In the end, Hannah’s mom won her over with stories about her freshman year on the third floor of Bodien and, seeing how much her mom loved it, wanted to continue the tradition.

During the freshman picnic, Jeanny Douglas and Sara Printy hugged and chatted excitedly about how not only were their daughters both going to Bethel but living on a same floor. Jasmine and Hannah smiled at each other, knowing that the pressure was on to become friends but they didn’t mind.  

“Our mom’s were really excited that we became quick friends,” said Jasmine Printy. “It was only a matter of time, though, since we were both nursing majors and lived on the same floor.”

After studying for exams, Hannah and Jasmine would curl up with a bowl of popcorn between them on Jasmine’s couch and watch Dr. Quinn Medicine Woman or Call of the Midwife together.

“We are both huge medical nerds, so it was really fun having someone else who shared that,” said Jasmine.

When Hannah was a freshman, she led her mom back into the nursing department, pointing out the simulation labs, hands on equipment, and the glass encased study room in the back of the department where she would study for tests. To Jeanny, everything was completely new. The department has grown tremendously since she was a student.

“It’s really fun to talk to my mom about what we are learning and doing in class,” said Hannah. “Especially since we have some of the same professors, like Dr. Shaw for anatomy.”  

Jasmine and her dad both played soccer at Bethel University and have grown closer from the experience. Her entire family comes to see her games to cheer her on when they can, just like they did when she was in high school. Her dad is the loudest cheerer.

“My dad is happy that I get to have the college soccer experience because he made a lot of good memories playing for bethel and he enjoys seeing me have the same opportunity,” said Jasmine.

Before Emma’s freshman year came to an end, the girls on her floor pitched their hammocks by Lake Valentine to watch the sunset together before sticking tarp to the walls to create a slip-n-slide down the hallway of Bodien third floor. Before the night ended, they made their way down to the bungalow on the second floor to snuggle up and watch a movie together.

“It is one of my favorite memories from my time at Bethel,” said Forsline, “not just because of what we did but with all the incredible women I spent it with.”

Emma’s parents couldn’t be happier for their daughter.

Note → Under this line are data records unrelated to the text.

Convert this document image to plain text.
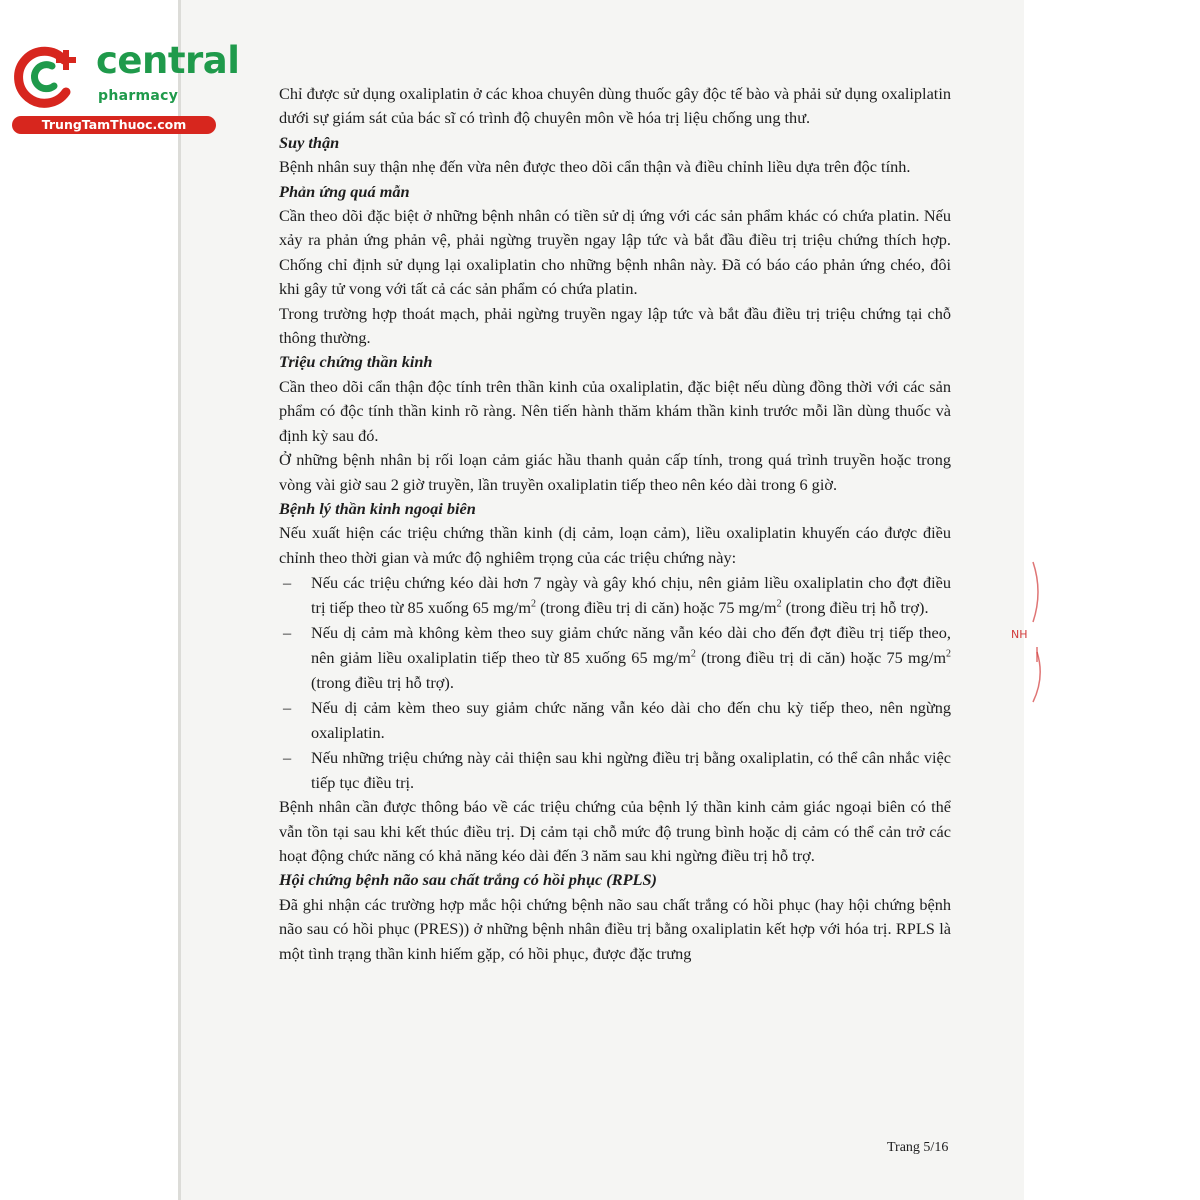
central
pharmacy
TrungTamThuoc.com
NH

Chỉ được sử dụng oxaliplatin ở các khoa chuyên dùng thuốc gây độc tế bào và phải sử dụng oxaliplatin dưới sự giám sát của bác sĩ có trình độ chuyên môn về hóa trị liệu chống ung thư.

Suy thận

Bệnh nhân suy thận nhẹ đến vừa nên được theo dõi cẩn thận và điều chỉnh liều dựa trên độc tính.

Phản ứng quá mẫn

Cần theo dõi đặc biệt ở những bệnh nhân có tiền sử dị ứng với các sản phẩm khác có chứa platin. Nếu xảy ra phản ứng phản vệ, phải ngừng truyền ngay lập tức và bắt đầu điều trị triệu chứng thích hợp. Chống chỉ định sử dụng lại oxaliplatin cho những bệnh nhân này. Đã có báo cáo phản ứng chéo, đôi khi gây tử vong với tất cả các sản phẩm có chứa platin.

Trong trường hợp thoát mạch, phải ngừng truyền ngay lập tức và bắt đầu điều trị triệu chứng tại chỗ thông thường.

Triệu chứng thần kinh

Cần theo dõi cẩn thận độc tính trên thần kinh của oxaliplatin, đặc biệt nếu dùng đồng thời với các sản phẩm có độc tính thần kinh rõ ràng. Nên tiến hành thăm khám thần kinh trước mỗi lần dùng thuốc và định kỳ sau đó.

Ở những bệnh nhân bị rối loạn cảm giác hầu thanh quản cấp tính, trong quá trình truyền hoặc trong vòng vài giờ sau 2 giờ truyền, lần truyền oxaliplatin tiếp theo nên kéo dài trong 6 giờ.

Bệnh lý thần kinh ngoại biên

Nếu xuất hiện các triệu chứng thần kinh (dị cảm, loạn cảm), liều oxaliplatin khuyến cáo được điều chỉnh theo thời gian và mức độ nghiêm trọng của các triệu chứng này:

– Nếu các triệu chứng kéo dài hơn 7 ngày và gây khó chịu, nên giảm liều oxaliplatin cho đợt điều trị tiếp theo từ 85 xuống 65 $mg/m^2$ (trong điều trị di căn) hoặc 75 $mg/m^2$ (trong điều trị hỗ trợ).
– Nếu dị cảm mà không kèm theo suy giảm chức năng vẫn kéo dài cho đến đợt điều trị tiếp theo, nên giảm liều oxaliplatin tiếp theo từ 85 xuống 65 $mg/m^2$ (trong điều trị di căn) hoặc 75 $mg/m^2$ (trong điều trị hỗ trợ).
– Nếu dị cảm kèm theo suy giảm chức năng vẫn kéo dài cho đến chu kỳ tiếp theo, nên ngừng oxaliplatin.
– Nếu những triệu chứng này cải thiện sau khi ngừng điều trị bằng oxaliplatin, có thể cân nhắc việc tiếp tục điều trị.

Bệnh nhân cần được thông báo về các triệu chứng của bệnh lý thần kinh cảm giác ngoại biên có thể vẫn tồn tại sau khi kết thúc điều trị. Dị cảm tại chỗ mức độ trung bình hoặc dị cảm có thể cản trở các hoạt động chức năng có khả năng kéo dài đến 3 năm sau khi ngừng điều trị hỗ trợ.

Hội chứng bệnh não sau chất trắng có hồi phục (RPLS)

Đã ghi nhận các trường hợp mắc hội chứng bệnh não sau chất trắng có hồi phục (hay hội chứng bệnh não sau có hồi phục (PRES)) ở những bệnh nhân điều trị bằng oxaliplatin kết hợp với hóa trị. RPLS là một tình trạng thần kinh hiếm gặp, có hồi phục, được đặc trưng

Trang 5/16
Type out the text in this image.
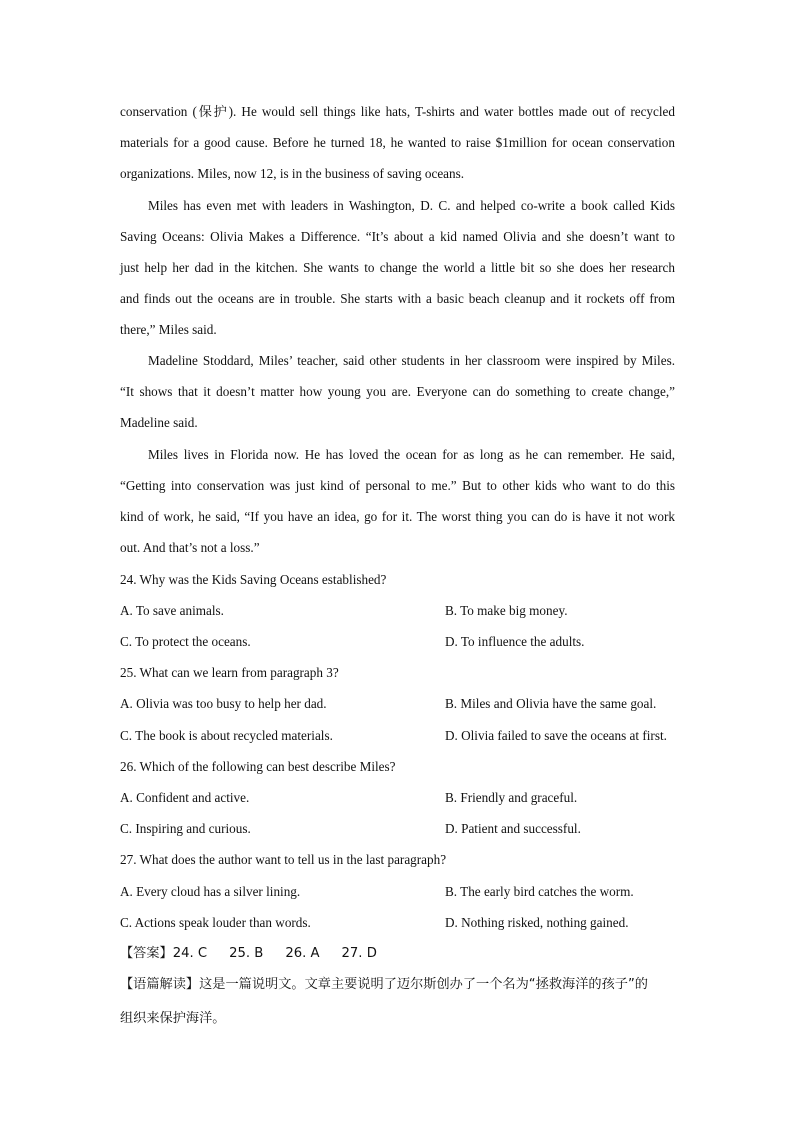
conservation (保护). He would sell things like hats, T-shirts and water bottles made out of recycled
materials for a good cause. Before he turned 18, he wanted to raise $1million for ocean conservation
organizations. Miles, now 12, is in the business of saving oceans.
Miles has even met with leaders in Washington, D. C. and helped co-write a book called Kids
Saving Oceans: Olivia Makes a Difference. “It’s about a kid named Olivia and she doesn’t want to
just help her dad in the kitchen. She wants to change the world a little bit so she does her research
and finds out the oceans are in trouble. She starts with a basic beach cleanup and it rockets off from
there,” Miles said.
Madeline Stoddard, Miles’ teacher, said other students in her classroom were inspired by Miles.
“It shows that it doesn’t matter how young you are. Everyone can do something to create change,”
Madeline said.
Miles lives in Florida now. He has loved the ocean for as long as he can remember. He said,
“Getting into conservation was just kind of personal to me.” But to other kids who want to do this
kind of work, he said, “If you have an idea, go for it. The worst thing you can do is have it not work
out. And that’s not a loss.”
24. Why was the Kids Saving Oceans established?
A. To save animals.	B. To make big money.
C. To protect the oceans.	D. To influence the adults.
25. What can we learn from paragraph 3?
A. Olivia was too busy to help her dad.	B. Miles and Olivia have the same goal.
C. The book is about recycled materials.	D. Olivia failed to save the oceans at first.
26. Which of the following can best describe Miles?
A. Confident and active.	B. Friendly and graceful.
C. Inspiring and curious.	D. Patient and successful.
27. What does the author want to tell us in the last paragraph?
A. Every cloud has a silver lining.	B. The early bird catches the worm.
C. Actions speak louder than words.	D. Nothing risked, nothing gained.
【答案】24. C 25. B 26. A 27. D
【语篇解读】这是一篇说明文。文章主要说明了迈尔斯创办了一个名为“拯救海洋的孩子”的
组织来保护海洋。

“She’s getting a great education, from a Christian perspective, and is making a lot of fun memories. That’s what we remember, and hope for Emma,” says Emma’s dad, Kyle Forsline. “Most of all, we know that Emma will encounter God and grow in her love for her savior, Jesus Christ, as she attends Bethel.  It’s a place that fosters that growth.  She has already met incredible individuals and made great friendships-much like we did-with people who will help her in her spiritual walk and as she moves forward in life.”

“I don’t think I am necessarily living up to their legacy. I am just continuing their legacy. I am just a part in this big story that started a long time ago. Each person has played a role in building that legacy and moving it forward.” – Emma Forsline

Even though Emma is carrying her family’s legacy with her, she doesn’t feel pressured to travel down the same path that her 29 other relatives did.

“I don’t think I am necessarily living up to their legacy,” said Emma. “I am just continuing their legacy. I am just a part in this big story that started a long time ago. Each person has played a role in building that legacy and moving it forward.”